Their flat has The Younger Ones written throughout it: it was perilously squalid, that includes a damaged entrance door and filth brought on by younger males extra involved with ingesting the bottle of sickly candy Kaddish wine they present in a cabinet than trying to do the washing up.
Andy Macleod
However their neighbours confirmed no concern {that a} band of restricted musical capacity would rehearse of their entrance room, the hire was low-cost and, better of all for Andy, it was simply 4 Tube stops to Camden City. “My first impression of Camden had been one among slight disappointment – random retailers on a excessive avenue. And never very good ones – leather-based coat retailers, tattoo parlours and Irish pubs, however when you needed to something to do with music this was the place to be,” he writes.
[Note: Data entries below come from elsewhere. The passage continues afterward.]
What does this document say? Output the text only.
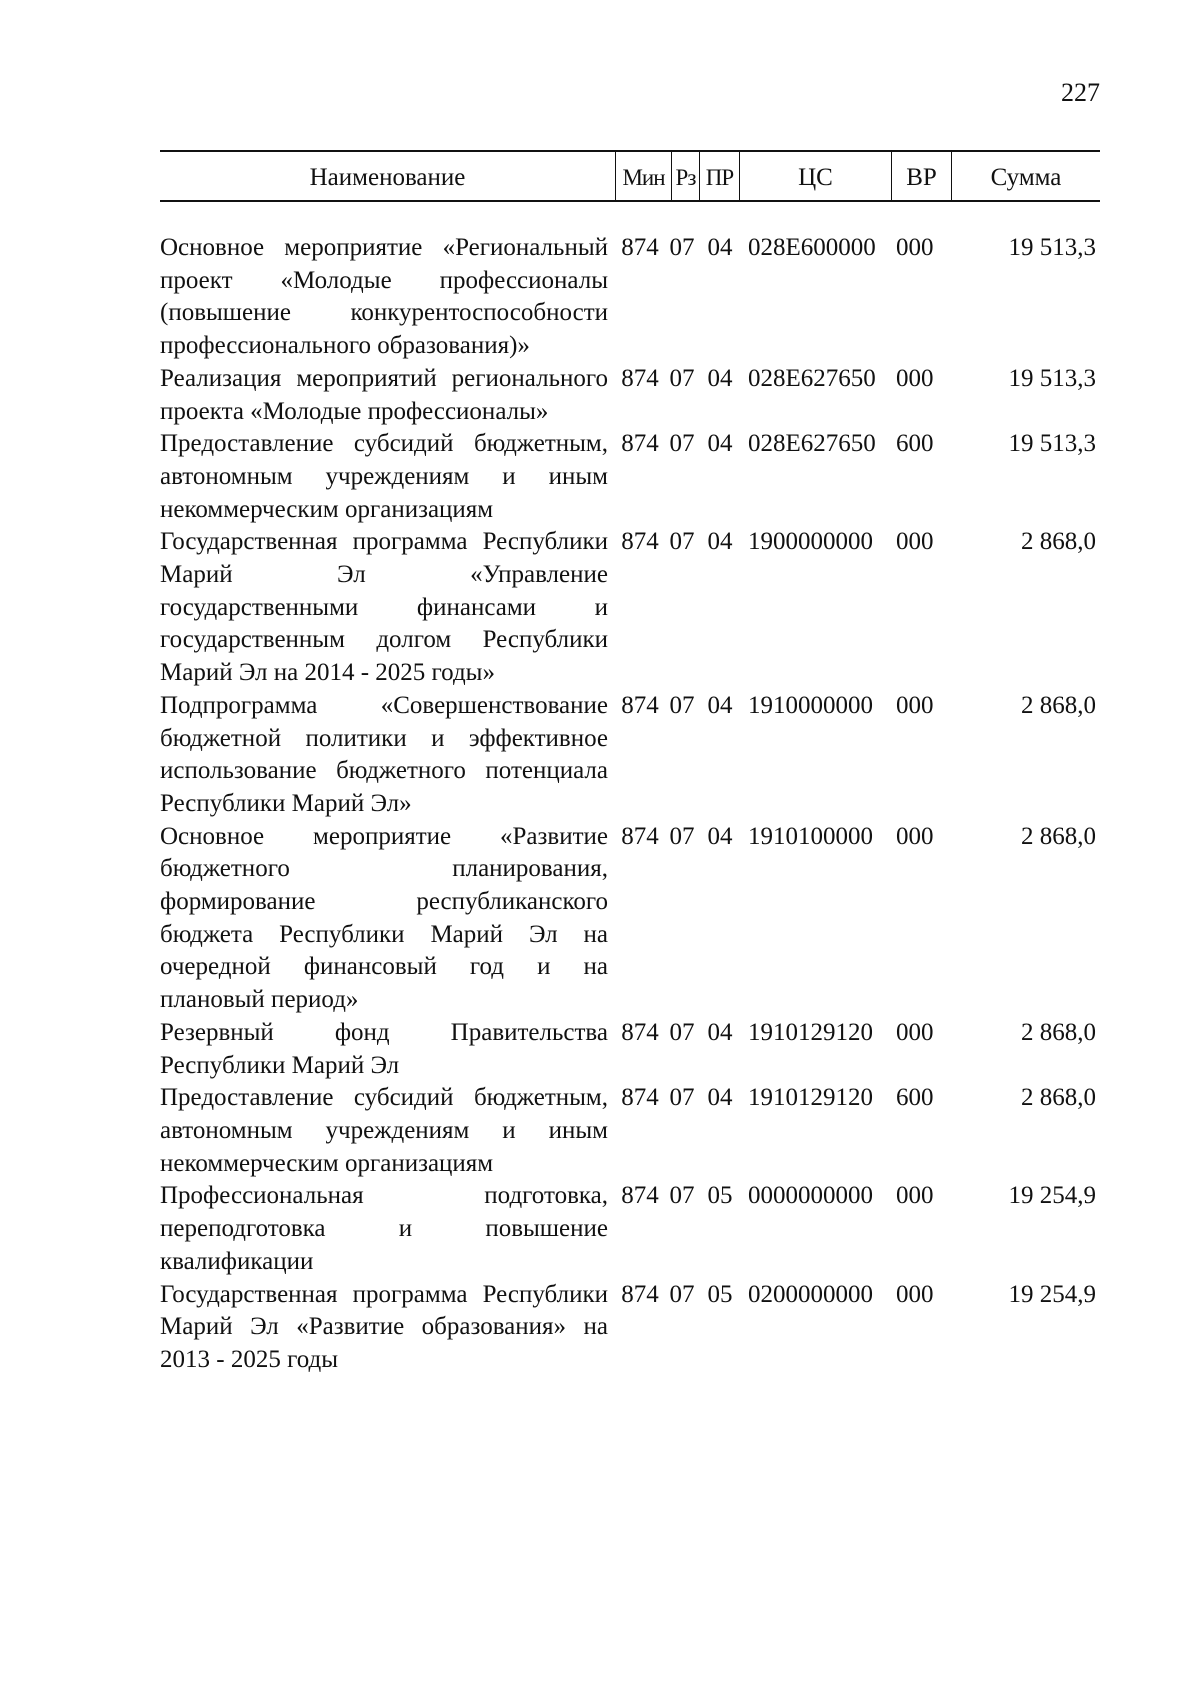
227
Наименование	Мин Рз ПР	ЦС	ВР	Сумма
Основное мероприятие «Региональный проект «Молодые профессионалы (повышение конкурентоспособности профессионального образования)»
874 07 04 028E600000 000	19 513,3
Реализация мероприятий регионального проекта «Молодые профессионалы»
874 07 04 028E627650 000	19 513,3
Предоставление субсидий бюджетным, автономным учреждениям и иным некоммерческим организациям
874 07 04 028E627650 600	19 513,3
Государственная программа Республики Марий Эл «Управление государственными финансами и государственным долгом Республики Марий Эл на 2014 - 2025 годы»
874 07 04 1900000000 000	2 868,0
Подпрограмма «Совершенствование бюджетной политики и эффективное использование бюджетного потенциала Республики Марий Эл»
874 07 04 1910000000 000	2 868,0
Основное мероприятие «Развитие бюджетного планирования, формирование республиканского бюджета Республики Марий Эл на очередной финансовый год и на плановый период»
874 07 04 1910100000 000	2 868,0
Резервный фонд Правительства Республики Марий Эл
874 07 04 1910129120 000	2 868,0
Предоставление субсидий бюджетным, автономным учреждениям и иным некоммерческим организациям
874 07 04 1910129120 600	2 868,0
Профессиональная подготовка, переподготовка и повышение квалификации
874 07 05 0000000000 000	19 254,9
Государственная программа Республики Марий Эл «Развитие образования» на 2013 - 2025 годы
874 07 05 0200000000 000	19 254,9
“Everybody regarded like they have been in a band, or needed to be in a band, or appreciated going to see bands.
“It was enjoyable aimlessly wandering round Camden market, absorbing the ambiance, like we have been in a giant playground or a movie set, and though it was grotty and smelly, I wouldn’t need to be wherever else… it was a pure place to ponder and daydream about future success.”
The ebook walks us by means of varied line-ups, from roping in siblings to using an enthusiastic drummer (a neighbour who had admired their music although the partitions) however who, damningly, had completely no sense of time. We hear of how a College of London leisure officer known as Ricky Gervais, who was all the time telling gags, managed them and bought studio time and reveals. Ricky, in fact, was one other modern, who in contrast to the Birds, went on to turn into well-known…
Andy relates the tales of the gigs that ought to have been the massive breaks, and those that would have been however have been not directly mucked up by forces past their management (just like the time Andy earned an viewers’s ridicule after tangling his hair in a harmonica holder).
Different escapades included a gig in his Sussex house city, the place he had his triumphant return was stolen by a facet attraction: The Birds had added a hairdresser who labored beneath their flat to the line-up – however he didn’t play an instrument. He was, nonetheless, into martial arts and thrilled the gang with feats of power and acrobatics, which included ruining the Birds’ ultimate track by main the viewers right into a pub automotive park so he might present how he might soar over all 4 band members on the identical time.
Andy’s memoir is a lot enjoyable, it offers a hefty silver lining to the very fact they by no means made it. However the dream hasn’t gone utterly. Andy admits he nonetheless would love a crack on the limelight.
“Perhaps my ebook shall be made into a movie,” he wonders. “Harry Types might play me.”
- Anoint My Head: How I Failed To Make It As A Brit-Pop Indie Rock Star. By Andy Macleod, Pointy Books, £9.99.